Used is definitly a better option. Not only for the reasons mentioned, but you could get one cheaper than $500. Take your time. Then, whatever issues it has - well they are easy to work on. Rebuild that sucker and you got a new engine using the old, solid technology that they never had a reason to deviate for except political concerns.


----------



## heavy-chevy (Aug 6, 2008)

i dont think i have EVER seen or heard of any of those engines actually breaking.


----------



## bassboy1 (Aug 6, 2008)

I have heard, first hand, of a V4 90 Johnson, that for whatever reason, threw a rod, and when it threw the rod, it severed the oil injection hose, and damaged the cooling passages so that only one of the remaining 3 cylinders was getting water, and none were getting oil. That engine still took the fellow 16 miles to the ramp, and then seized within about 100 yards from the dock at the ramp, where he coasted right up. Now that, is a real trooper. 

Heard another, again first hand, where the guy was taking his late 60s Johnson 40 out for a test spin, and figured just for a test run, the thumb screws would be okay, and he would bolt it later. Apparently he was wrong, and his engine was dropped in salt water. Got towed home (lived in the canal, so had his own dock, with another boat) grabbed his other boat, and went to search for the engine. Couldn't find it. Searched again for the next two days, before finding it. Dragged it out, smothered that sucker in WD-40 and 2 stroke oil, replaced the spark plugs, and magneto, and that baby roared again. Doubt that will happen with a new one. 

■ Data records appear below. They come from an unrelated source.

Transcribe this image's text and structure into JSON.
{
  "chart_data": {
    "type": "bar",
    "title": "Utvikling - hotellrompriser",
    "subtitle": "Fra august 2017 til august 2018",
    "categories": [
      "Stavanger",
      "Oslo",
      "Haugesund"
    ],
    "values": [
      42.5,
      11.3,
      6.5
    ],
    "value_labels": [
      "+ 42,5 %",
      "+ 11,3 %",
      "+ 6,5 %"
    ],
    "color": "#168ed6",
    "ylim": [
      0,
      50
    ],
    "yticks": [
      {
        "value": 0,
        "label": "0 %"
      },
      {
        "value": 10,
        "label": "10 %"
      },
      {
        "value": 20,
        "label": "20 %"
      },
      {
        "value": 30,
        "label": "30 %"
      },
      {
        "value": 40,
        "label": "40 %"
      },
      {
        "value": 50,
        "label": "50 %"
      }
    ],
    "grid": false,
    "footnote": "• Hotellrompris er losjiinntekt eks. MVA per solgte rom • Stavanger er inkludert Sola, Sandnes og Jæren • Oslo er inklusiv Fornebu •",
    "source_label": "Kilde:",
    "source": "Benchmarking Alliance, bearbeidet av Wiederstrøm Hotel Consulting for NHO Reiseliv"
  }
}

I have seen plenty of blocks with holes in the side, but that was usually because somebody bought the two stroke, but couldn't find the "dip stick" to check the oil, and figured that whatever oil was in it would be fine for one trip, and he would deal with that later.  :lol: Or something to that sort. (have heard the mentioned scenario as it was written, and quite a few other similar, but not worthy of typing scenarios)

Now, I have seen plenty of blocks of newer motors, with little windows to the cylinder for no apparent reason as well. Disheartening to walk into a boat shop, and see 8 or so blocks, of one particular motor, that have been replaced under warranty, which obviously proves it was manufacture damage, not user error (or warranty would be voided).


----------



## Deadmeat (Aug 9, 2008)

Thanks for all the great advice, guys. I'm just one of those folks who firmly believes that the more parts, the more that can go wrong, and the 4-stroke certainly has more than a 2-stroke. I'm not good at fixing much of anything (my definition of a precision tool is a sledge hammer and anvil), so I want reliability and simplicity above all else. Oh, how I wish I had my old 30 hp Evinrude back and knew how many thousands of hours I had on it without a speck of trouble. I'll start looking for a good used 2-stroke.

Also, I just found this website a couple weeks ago and am amazed at the ingenuity you guys have in fixing up boats to suit your individual needs. I'm already sitting here with a pile of advice and photos of your boats and compiling them into a notebook so that when the time comes I'll be ready to start the modifications.


----------